RE: [RFC] /dev/ioasid uAPI proposal
From: Tian, Kevin
Date: Tue Jun 01 2021 - 02:16:29 EST
> From: Jason Wang
> Sent: Tuesday, June 1, 2021 2:07 PM
>
> 在 2021/6/1 下午1:42, Tian, Kevin 写道:
> >> From: Jason Wang
> >> Sent: Tuesday, June 1, 2021 1:30 PM
> >>
> >> 在 2021/6/1 下午1:23, Lu Baolu 写道:
> >>> Hi Jason W,
> >>>
> >>> On 6/1/21 1:08 PM, Jason Wang wrote:
> >>>>>> 2) If yes, what's the reason for not simply use the fd opened from
> >>>>>> /dev/ioas. (This is the question that is not answered) and what
> >>>>>> happens
> >>>>>> if we call GET_INFO for the ioasid_fd?

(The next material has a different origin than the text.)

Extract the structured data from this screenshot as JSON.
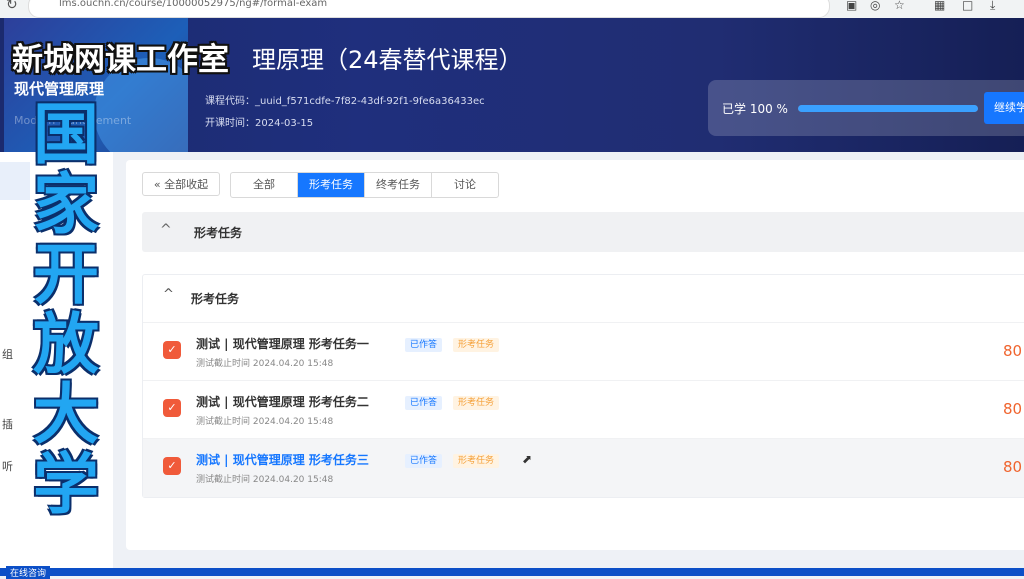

> >>>>>> 3) If not, how GET_INFO work?
> >>>>> oh, missed this question in prior reply. Personally, no special reason
> >>>>> yet. But using ID may give us opportunity to customize the
> management
> >>>>> of the handle. For one, better lookup efficiency by using xarray to
> >>>>> store the allocated IDs. For two, could categorize the allocated IDs
> >>>>> (parent or nested). GET_INFO just works with an input FD and an ID.
> >>>>
> >>>> I'm not sure I get this, for nesting cases you can still make the
> >>>> child an fd.
> >>>>
> >>>> And a question still, under what case we need to create multiple
> >>>> ioasids on a single ioasid fd?
> >>> One possible situation where multiple IOASIDs per FD could be used is
> >>> that devices with different underlying IOMMU capabilities are sharing a
> >>> single FD. In this case, only devices with consistent underlying IOMMU
> >>> capabilities could be put in an IOASID and multiple IOASIDs per FD could
> >>> be applied.
> >>>
> >>> Though, I still not sure about "multiple IOASID per-FD" vs "multiple
> >>> IOASID FDs" for such case.
> >>
> >> Right, that's exactly my question. The latter seems much more easier to
> >> be understood and implemented.
> >>
> > A simple reason discussed in previous thread - there could be 1M's
> > I/O address spaces per device while #FD's are precious resource.
>
>
> Is the concern for ulimit or performance? Note that we had
>
> #define NR_OPEN_MAX ~0U
>
> And with the fd semantic, you can do a lot of other stuffs: close on
> exec, passing via SCM_RIGHTS.
yes, fd has its merits.
>
> For the case of 1M, I would like to know what's the use case for a
> single process to handle 1M+ address spaces?
This single process is Qemu with an assigned device. Within the guest
there could be many guest processes. Though in reality I didn't see
such 1M processes on a single device, better not restrict it in uAPI?
>
>
> > So this RFC treats fd as a container of address spaces which is each
> > tagged by an IOASID.
>
>
> If the container and address space is 1:1 then the container seems useless.
>
yes, 1:1 then container is useless. But here it's assumed 1:M then
even a single fd is sufficient for all intended usages.